Chat generates a lot of translation requests. A busy room with 50 active users across 5 languages can generate hundreds of translation requests per minute.

Debounce edits. If your chat supports message editing, don't re-translate on every keystroke. Wait until the edit is finalized.

Skip short messages. "OK", "lol", ":)", "👍" — don't translate these. Set a minimum character threshold.
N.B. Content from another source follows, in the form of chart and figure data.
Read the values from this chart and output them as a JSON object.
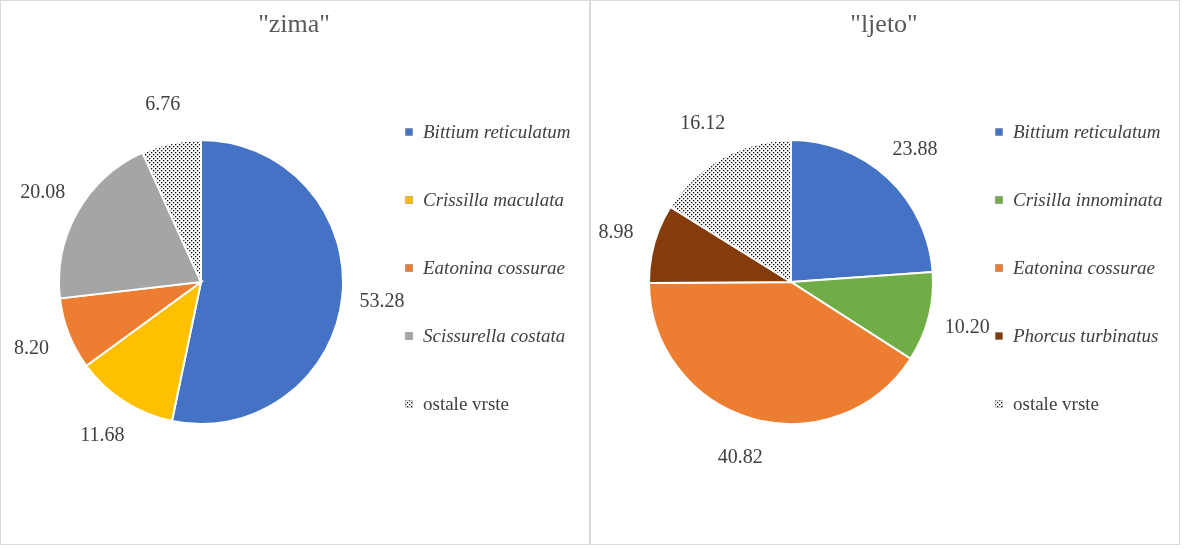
{
  "chart_data": [
    {
      "type": "pie",
      "title": "\"zima\"",
      "categories": [
        "Bittium reticulatum",
        "Crissilla maculata",
        "Eatonina cossurae",
        "Scissurella costata",
        "ostale vrste"
      ],
      "values": [
        53.28,
        11.68,
        8.2,
        20.08,
        6.76
      ],
      "colors": [
        "#4472c4",
        "#ffc000",
        "#ed7d31",
        "#a5a5a5",
        "#ffffff"
      ],
      "value_labels": [
        "53.28",
        "11.68",
        "8.20",
        "20.08",
        "6.76"
      ],
      "legend": "right"
    },
    {
      "type": "pie",
      "title": "\"ljeto\"",
      "categories": [
        "Bittium reticulatum",
        "Crisilla innominata",
        "Eatonina cossurae",
        "Phorcus turbinatus",
        "ostale vrste"
      ],
      "values": [
        23.88,
        10.2,
        40.82,
        8.98,
        16.12
      ],
      "colors": [
        "#4472c4",
        "#70ad47",
        "#ed7d31",
        "#843c0c",
        "#ffffff"
      ],
      "value_labels": [
        "23.88",
        "10.20",
        "40.82",
        "8.98",
        "16.12"
      ],
      "legend": "right"
    }
  ]
}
function shouldTranslate(text: string): boolean {
  // Skip very short messages
  if (text.length < 3) return false;
// Skip emoji-only messages
  const emojiPattern = /^[\p{Emoji}\s]+$/u;
  if (emojiPattern.test(text)) return false;
// Skip URLs
  if (/^https?:\/\/\S+$/.test(text.trim())) return false;
return true;
}

Budget caps. Set a per-room or per-user translation budget. If a room is generating $10/day in translation costs, something is wrong (spam, bot activity) and you should throttle.

The Full Client-Side Flow

On the client, you need to handle both the original message and the translation update:

// client.ts
interface Message {
  id: string;
  sender: string;
  text: string;
  lang: string;
  translation?: string;
}
const messages = new Map<string, Message>();
ws.onmessage = (event) => {
  const data = JSON.parse(event.data);
if (data.type === "message") {
    messages.set(data.id, {
      id: data.id,
      sender: data.sender,
      text: data.text,
      lang: data.lang,
    });
    renderMessage(data.id);
  }
if (data.type === "translation") {
    const msg = messages.get(data.messageId);
    if (msg && data.targetLang === myLang) {
      msg.translation = data.text;
      renderMessage(data.messageId); // re-render with translation
    }
  }
};

Latency Numbers From Production

From a real implementation using auto18n with Redis caching:

Cache hit (local Redis): 0.5ms
Cache hit (auto18n server-side): 30-50ms
Cache miss (LLM translation): 400-700ms
Cache miss (NMT translation via Google): 100-200ms

For a chat app with reasonable caching, about 70-80% of messages hit the cache (common phrases, repeated messages). The average translation latency ends up around 80-120ms, which is well within the acceptable range.

Final Advice

Don't try to translate everything synchronously. Deliver first, translate second. Cache aggressively. Skip messages that don't need translation. And test with real chat patterns — the distribution of message lengths and repetition rates in real chat is very different from what you'd expect.